Last June, the U.S. Court of Appeals for the Ninth Circuit ruled that Ontario police Sgt. Jeff Quon had a reasonable expectation of privacy in personal text messages transmitted on his SWAT pager in the absence of an official policy regarding pager use.

Sun's Scott McNeally said it, ten years ago. You got no privacy. Get over it.

You should assume no privacy until proven otherwise. Of course, I would say that, having been trained to be paranoid by the Finest Minds in the Free World.

I would say, though, that the Police in particular should assume no privacy when using taxpayer funded equipment.

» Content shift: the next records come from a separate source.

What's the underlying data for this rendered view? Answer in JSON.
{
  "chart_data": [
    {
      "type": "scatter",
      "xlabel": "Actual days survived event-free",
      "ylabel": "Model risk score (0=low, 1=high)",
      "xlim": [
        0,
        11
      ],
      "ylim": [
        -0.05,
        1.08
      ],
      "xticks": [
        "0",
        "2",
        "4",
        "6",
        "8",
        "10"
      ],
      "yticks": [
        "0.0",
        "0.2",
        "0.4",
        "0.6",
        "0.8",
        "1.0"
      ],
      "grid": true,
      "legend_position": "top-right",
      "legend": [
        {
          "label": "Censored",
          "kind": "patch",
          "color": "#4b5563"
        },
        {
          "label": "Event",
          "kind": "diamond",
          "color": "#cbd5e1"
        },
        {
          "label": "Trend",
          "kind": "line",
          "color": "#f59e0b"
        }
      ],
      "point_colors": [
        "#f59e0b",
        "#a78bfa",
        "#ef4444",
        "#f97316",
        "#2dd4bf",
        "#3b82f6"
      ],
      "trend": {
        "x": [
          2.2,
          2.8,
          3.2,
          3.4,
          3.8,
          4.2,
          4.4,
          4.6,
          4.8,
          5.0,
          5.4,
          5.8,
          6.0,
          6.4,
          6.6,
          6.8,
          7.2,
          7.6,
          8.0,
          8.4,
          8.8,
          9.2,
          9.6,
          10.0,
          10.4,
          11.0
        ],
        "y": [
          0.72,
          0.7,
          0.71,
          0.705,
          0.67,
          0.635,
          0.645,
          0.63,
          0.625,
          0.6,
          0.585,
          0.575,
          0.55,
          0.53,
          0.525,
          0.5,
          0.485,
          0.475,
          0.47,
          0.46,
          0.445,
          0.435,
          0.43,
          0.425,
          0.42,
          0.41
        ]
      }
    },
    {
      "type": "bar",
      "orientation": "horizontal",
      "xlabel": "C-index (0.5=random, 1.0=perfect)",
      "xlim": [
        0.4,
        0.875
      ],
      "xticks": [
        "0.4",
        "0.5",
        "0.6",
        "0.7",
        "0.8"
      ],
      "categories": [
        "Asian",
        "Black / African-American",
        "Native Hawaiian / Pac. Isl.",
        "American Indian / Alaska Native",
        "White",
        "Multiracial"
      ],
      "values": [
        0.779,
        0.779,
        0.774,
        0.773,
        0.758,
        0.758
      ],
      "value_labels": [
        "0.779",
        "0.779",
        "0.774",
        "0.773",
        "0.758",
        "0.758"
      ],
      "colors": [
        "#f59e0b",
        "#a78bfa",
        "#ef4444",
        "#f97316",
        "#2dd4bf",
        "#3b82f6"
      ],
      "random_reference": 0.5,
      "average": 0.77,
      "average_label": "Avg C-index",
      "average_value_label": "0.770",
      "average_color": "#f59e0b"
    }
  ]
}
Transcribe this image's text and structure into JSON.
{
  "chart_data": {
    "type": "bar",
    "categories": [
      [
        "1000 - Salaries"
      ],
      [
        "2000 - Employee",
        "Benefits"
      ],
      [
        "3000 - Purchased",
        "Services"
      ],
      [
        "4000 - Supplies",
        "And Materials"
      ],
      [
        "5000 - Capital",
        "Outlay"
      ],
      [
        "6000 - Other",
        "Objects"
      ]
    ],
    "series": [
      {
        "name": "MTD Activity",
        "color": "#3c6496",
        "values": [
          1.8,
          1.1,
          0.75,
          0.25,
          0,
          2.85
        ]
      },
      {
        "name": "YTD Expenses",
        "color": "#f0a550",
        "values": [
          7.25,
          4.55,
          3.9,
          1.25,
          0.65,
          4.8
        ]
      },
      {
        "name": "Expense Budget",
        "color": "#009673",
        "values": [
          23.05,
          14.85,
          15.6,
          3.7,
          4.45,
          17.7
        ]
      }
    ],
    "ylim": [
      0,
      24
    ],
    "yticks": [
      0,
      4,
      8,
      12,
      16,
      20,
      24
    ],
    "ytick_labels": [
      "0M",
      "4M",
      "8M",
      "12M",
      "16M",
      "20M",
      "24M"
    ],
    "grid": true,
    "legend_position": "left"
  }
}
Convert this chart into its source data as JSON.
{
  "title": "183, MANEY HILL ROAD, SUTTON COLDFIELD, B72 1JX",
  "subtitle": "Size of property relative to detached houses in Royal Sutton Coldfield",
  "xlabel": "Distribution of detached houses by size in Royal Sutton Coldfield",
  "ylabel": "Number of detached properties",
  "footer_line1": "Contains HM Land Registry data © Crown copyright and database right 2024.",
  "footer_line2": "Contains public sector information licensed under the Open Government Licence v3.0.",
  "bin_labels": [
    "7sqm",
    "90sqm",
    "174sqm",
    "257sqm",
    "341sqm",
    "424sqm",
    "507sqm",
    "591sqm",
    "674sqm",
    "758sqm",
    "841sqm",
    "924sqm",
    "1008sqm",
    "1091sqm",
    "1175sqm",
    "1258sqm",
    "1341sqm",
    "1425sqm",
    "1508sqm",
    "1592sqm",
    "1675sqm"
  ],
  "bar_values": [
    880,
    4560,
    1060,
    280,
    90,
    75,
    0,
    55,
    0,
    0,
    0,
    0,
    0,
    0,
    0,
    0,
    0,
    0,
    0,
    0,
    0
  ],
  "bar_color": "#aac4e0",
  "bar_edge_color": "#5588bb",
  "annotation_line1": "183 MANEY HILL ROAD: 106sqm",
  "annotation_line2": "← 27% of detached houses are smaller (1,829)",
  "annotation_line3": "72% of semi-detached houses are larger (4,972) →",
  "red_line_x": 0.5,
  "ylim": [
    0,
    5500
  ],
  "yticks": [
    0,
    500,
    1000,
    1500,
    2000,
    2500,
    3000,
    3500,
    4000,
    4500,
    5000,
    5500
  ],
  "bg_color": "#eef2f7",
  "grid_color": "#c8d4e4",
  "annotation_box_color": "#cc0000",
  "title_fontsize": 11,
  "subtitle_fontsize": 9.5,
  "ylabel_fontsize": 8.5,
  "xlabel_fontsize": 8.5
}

-----------------------------------------

Online Banking pretty much unsecurable:
Trojan-based, man-in-the-browser attacks are circumventing strong two-factor authentication and proving that any authentication method that relies on browser communications can be defeated. This includes chip cards and biometric technologies.
One of the classic sayings in computer security is that "SSL encryption [authentication in this case] is like using an armored car to deliver money from a park bench to a cardboard box under the overpass." There's big, big money in online financial fraud, which means that the Bad Guys are better funded than the Good Guys.

There's a very good report on this (short, not too techy, on-point) from Finjan.

Quite frankly, I simply don't see online banking as being securable, at least from a Windows computer (or a mobile phone).